Firefighters attend to a fire at the Taj Mahal Hotel following the siege, in Mumbai on Saturday.

Uriel Sinai/Getty Images

Authorities in India are trying to determine how fewer than a dozen militants managed to hold hundreds of police officers and security forces at bay during a three-day siege in Mumbai that left nearly 200 people dead, including at least five Americans.

Bodies were still being removed Saturday night from the Taj Mahal Hotel, the site of the final showdown between government forces and the militants. Workers had begun to put up plywood barriers around the hotel, but the scars of battle were still in plain view: broken windows, burnt-out walls and a few sheets and drapes hanging from windows as if they'd been used to escape.

A candlelight vigil was held on a plaza nearby, in front of the Gateway of India monument. Police say that's where the gunman came ashore Wednesday before launching the attacks. Authorities believe there were 10 gunmen, nine of whom were killed and one who was captured.

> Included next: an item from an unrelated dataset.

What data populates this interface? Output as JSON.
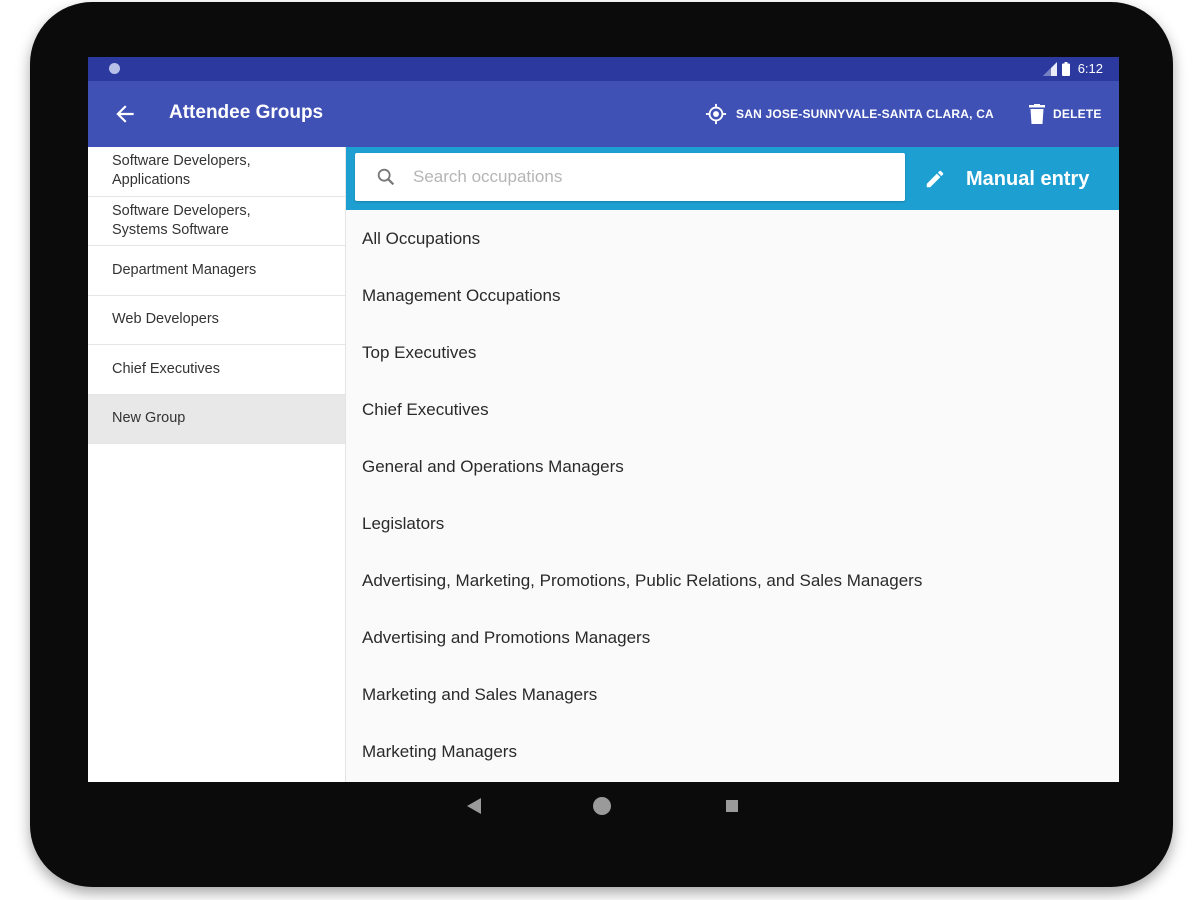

The surviving gunman is from Pakistan, adding to suspicions that India's neighbor was involved in the attacks, a claim Islamabad strongly denied.

"Pakistan stands fully committed to combat terrorism in all its forms and manifestations because we're also victims of terrorism," Pakistan's foreign minister, Shah Mehmood Qureshi, said. He added that the country would help India bring those responsible for the attacks to justice.

President Bush also pledged support, saying the terrorists would "not have the final word."

"We pledge the full support of the United States as India investigates these attacks, brings the guilty to justice and sustains its democratic way of life," he said Saturday in brief remarks at the White House after returning from a holiday weekend at Camp David.

FBI agents were sent to help investigate.

The State Department warned U.S. citizens still in Mumbai that their lives remain at risk. The attack, which is credited to Islamic militants, began on Wednesday with gun and grenade assaults centered on two luxury hotels in downtown Mumbai. According to witnesses, the attackers singled out British and American citizens. At least 195 people were killed and 295 wounded.